COPD and Mortality After THR

In our study, the mortality rate at 90 days after THR was between 1.3 and 1.8%, and there was no significant difference in the rates between the patients with or without COPD. These results differed from those in another study in which the inpatient mortality risk at 90 days was 18.3% after hemiarthroplasty for hip fracture in patients with advanced age (≥85 years) and the 90-day mortality for patients aged 65 to 84 years was 9.8%.33 Old age and multiple comorbidities increase the risk of poor outcomes after THR. Many retrospective studies have demonstrated that age was an independent risk factor for higher mortality rates after THR for a period of 1 year from the date of operation.3437

We found that the 1-year mortality rate was higher in patients with COPD after THR than in those without COPD. COPD may have an important role in long-term outcomes of patient who have undergone THR. Further interventions, including medication and rehabilitation, that focus on patients with COPD may help reduce morbidity and improve survival.

Limitations

There were some limitations in our study. First, we had no information about the severity of osteoporosis. Second, we also lacked laboratory data, including pulmonary function and dyspnea scale values. Although disease severity was not classified, we generally assessed postoperative complications during long-term follow-up of patients with COPD, results that have not been reported previously. A prospective study based on clinical and laboratory data would be necessary to verify the effect of disease severity on long-term prognosis after THR in patients with COPD.

CONCLUSIONS

This longitudinal analysis of national administrative data showed a number of complications and outcomes in patients with COPD after THR. Our study provides important information to healthcare professionals given that THR is a common orthopedic procedure, the incidence of COPD increases rapidly with age.

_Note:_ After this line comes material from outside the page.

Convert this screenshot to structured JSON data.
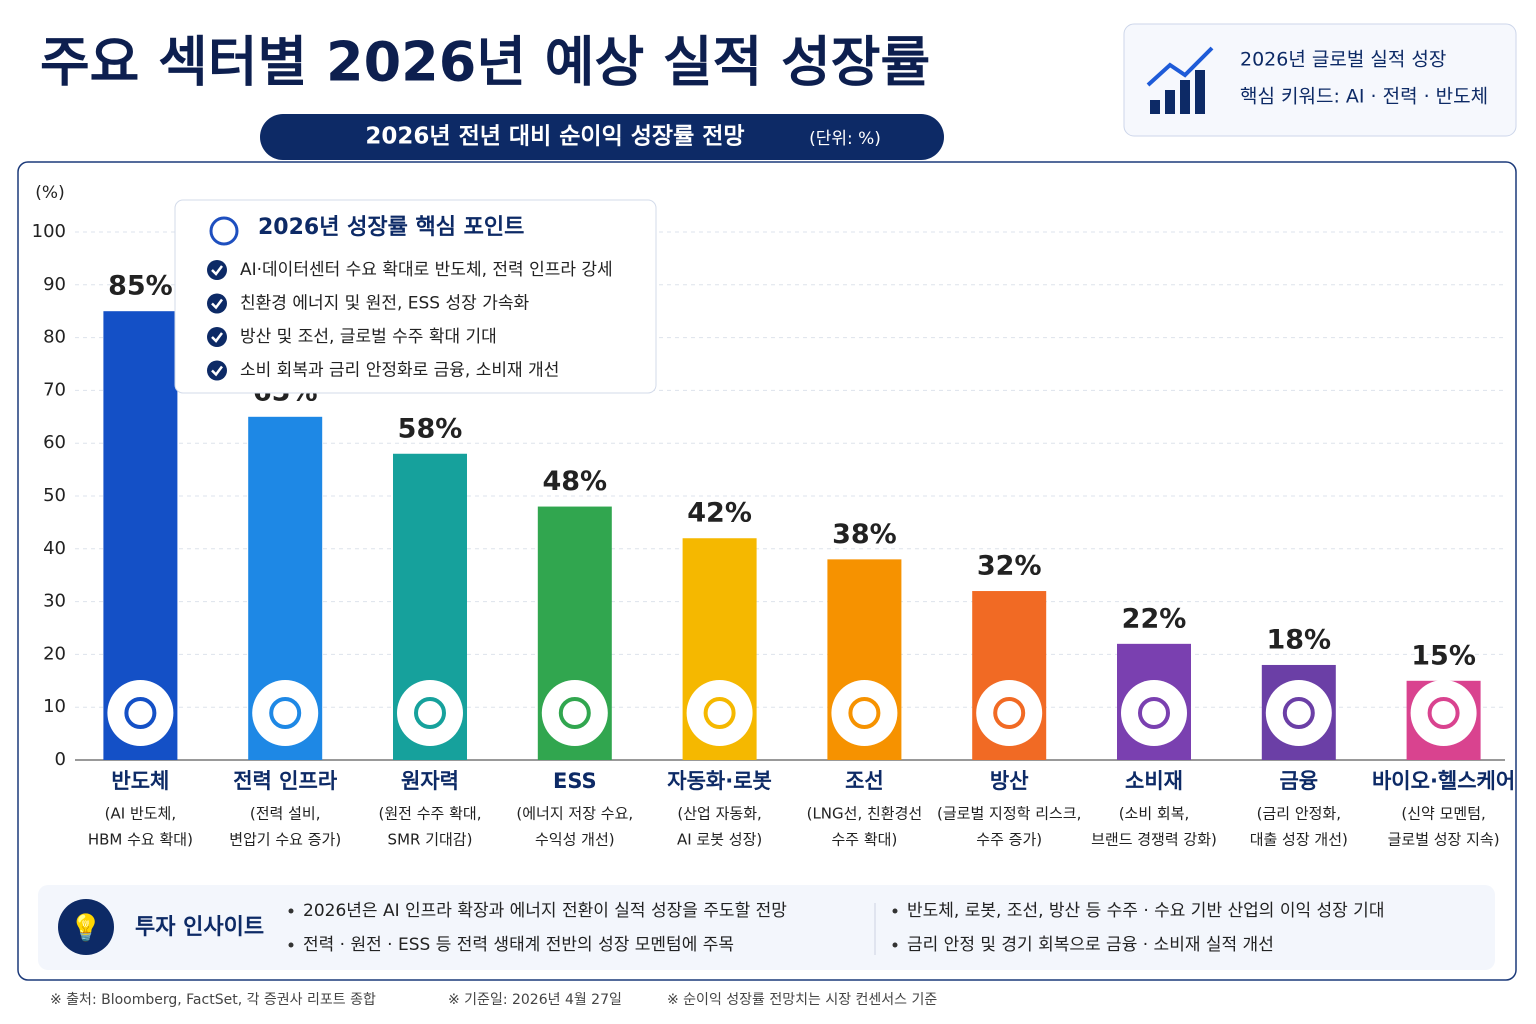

In our study, we found that the rates for readmission and postoperative pneumonia and the 1-year mortality rate were higher in the patients with COPD than in the patients without COPD after THR. It is important for caregivers to reduce the risk of developing pneumonia in patients with COPD. Further study on reducing long-term mortality after THR is needed.

Acknowledgment

The authors express their sincere gratitude to Mr. Jun-You Liao (Department of Industrial Engineering and Management, National Yunlin University of Science and Technology) for his effort in organizing data and assisting statistical analysis.

Footnotes

Abbreviations: CI = confidence interval, CKD = chronic kidney disease, COPD = chronic obstructive pulmonary disease, CVA = cerebrovascular accident, CVD = cardiovascular disease, DM = diabetes mellitus, HR = hazard ratio, LHID = Longitudinal Health Insurance Database, NHI = National Health Insurance, NHIRD = National Health Insurance Research Database, SD = standard deviation, THR = total hip replacement.

The authors have no funding and conflicts of interest to disclose.